LGK974 inhibits tumor growth of RNF43-mutant pancreatic tumors in vivo. (A) HPAF-II (Left) or Capan-2 (Right) xenograft-tumor-bearing mice were treated with 10 mL/kg vehicle, p.o., BID (filled circles) or 5 mg/kg LGK974, p.o., BID (open circles) for 14 d (HPAF-II) or 35 d (Capan-2). The tumor volume of vehicle and LGK974-treated mice is plotted as the mean ± SEM (n = 8 per treatment group). (B) Quantitative RT-PCR of tumor AXIN2 levels after 3 d of treatment, 7 h after final dose.

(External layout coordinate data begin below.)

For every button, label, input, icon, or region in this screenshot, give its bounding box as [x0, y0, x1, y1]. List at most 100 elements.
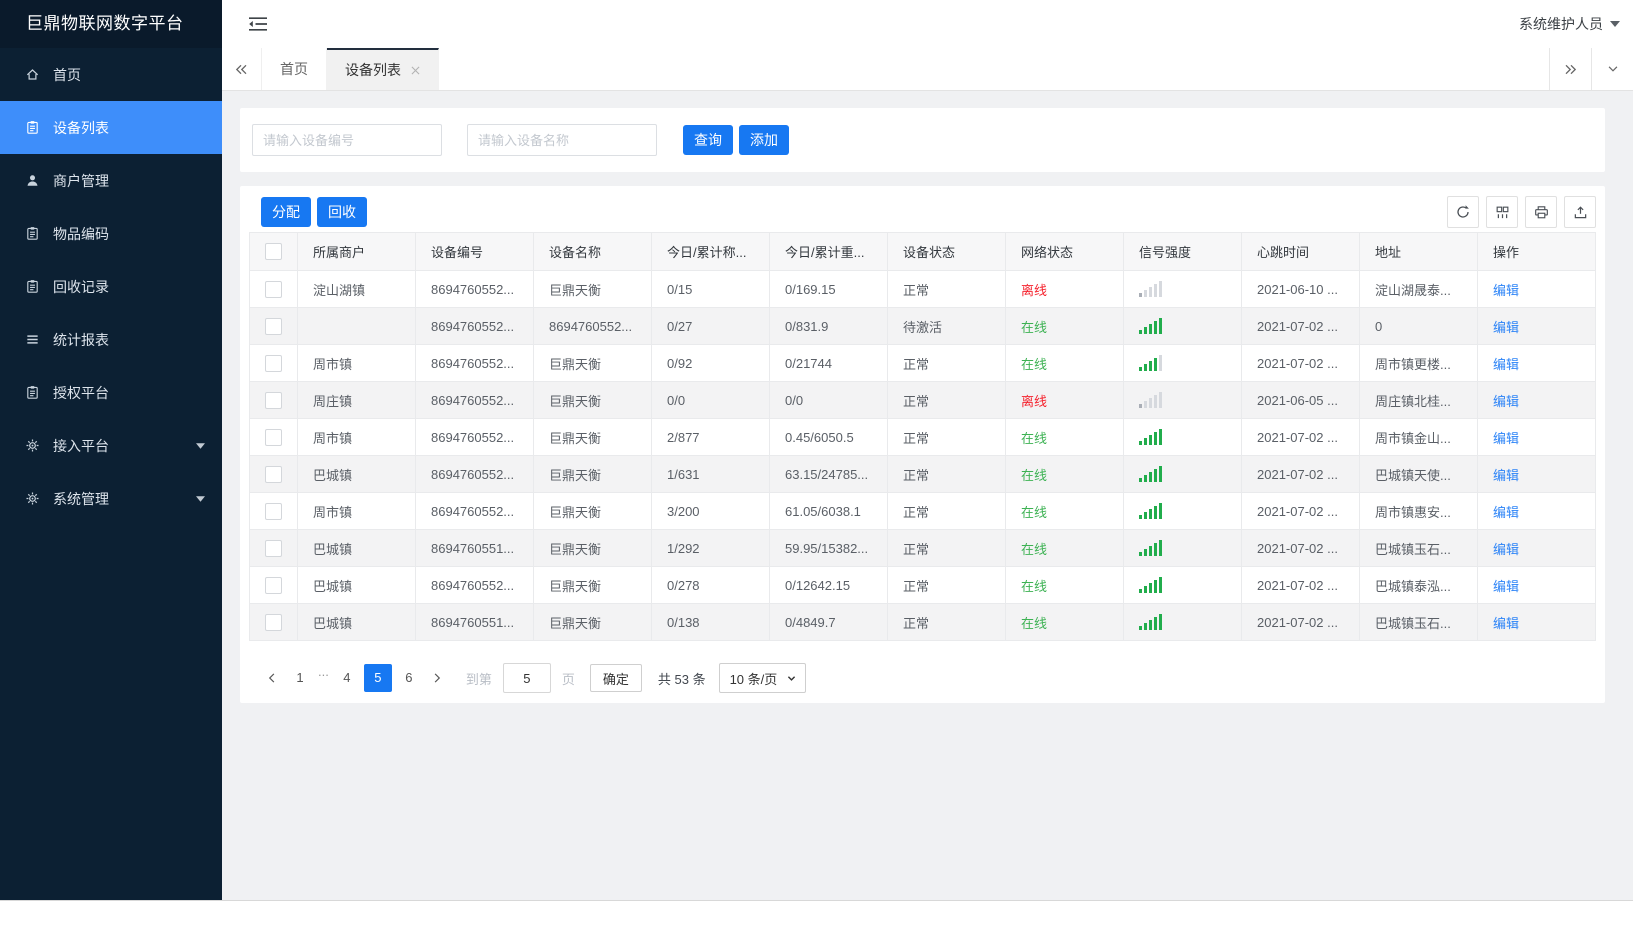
row-checkbox[interactable] — [265, 539, 282, 557]
select-all-checkbox[interactable] — [265, 243, 282, 261]
page-number-6[interactable]: 6 — [405, 670, 413, 685]
tab-controls — [1549, 48, 1633, 90]
chevron-down-icon — [786, 673, 797, 684]
assign-button[interactable]: 分配 — [261, 197, 311, 227]
refresh-icon[interactable] — [1447, 196, 1479, 228]
sidebar-item-device-list[interactable]: 设备列表 — [0, 101, 222, 154]
sidebar-item-stats-report[interactable]: 统计报表 — [0, 313, 222, 366]
page-numbers: 1... 4 5 6 — [285, 664, 424, 692]
recycle-button[interactable]: 回收 — [317, 197, 367, 227]
device-name-input[interactable] — [467, 124, 657, 156]
rows-icon — [24, 332, 40, 348]
prev-page-icon[interactable] — [259, 664, 285, 692]
page-number-1[interactable]: 1 — [296, 670, 304, 685]
sidebar-item-label: 授权平台 — [53, 384, 109, 401]
edit-link[interactable]: 编辑 — [1493, 282, 1520, 298]
cell-signal — [1123, 418, 1242, 456]
row-checkbox[interactable] — [265, 391, 282, 409]
tabs-menu-icon[interactable] — [1591, 48, 1633, 90]
tab-device-list[interactable]: 设备列表 — [327, 48, 439, 90]
page-number-4[interactable]: 4 — [343, 670, 351, 685]
cell-merchant: 巴城镇 — [297, 603, 416, 641]
signal-bars-icon — [1139, 614, 1233, 630]
export-icon[interactable] — [1564, 196, 1596, 228]
tab-home[interactable]: 首页 — [262, 48, 327, 90]
query-button[interactable]: 查询 — [683, 125, 733, 155]
cell-address: 巴城镇泰泓... — [1359, 566, 1478, 604]
sidebar-item-label: 统计报表 — [53, 331, 109, 348]
row-checkbox[interactable] — [265, 465, 282, 483]
row-checkbox[interactable] — [265, 613, 282, 631]
sidebar-item-auth-platform[interactable]: 授权平台 — [0, 366, 222, 419]
sidebar-item-home[interactable]: 首页 — [0, 48, 222, 101]
sidebar-item-recycle-records[interactable]: 回收记录 — [0, 260, 222, 313]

Graphs represent mean ± SEM (n = 3 per treatment group). (C) Representative images of Ki67 staining by immunohistochemistry (Left) after 14 d of treatment. (Right) Percentage of nuclei positive for Ki67 after 14 d of treatment. Graphs represent mean ± SEM (n = 3 per treatment group). (D) Representative images of Alcian blue staining for mucin (Left) after 14 d of treatment. (Right) Percentage of blue pixels after 14 d of treatment. Graphs represent mean ± SEM (n = 3 per treatment group). *P < 0.05; **P < 0.01; ***P < 0.001.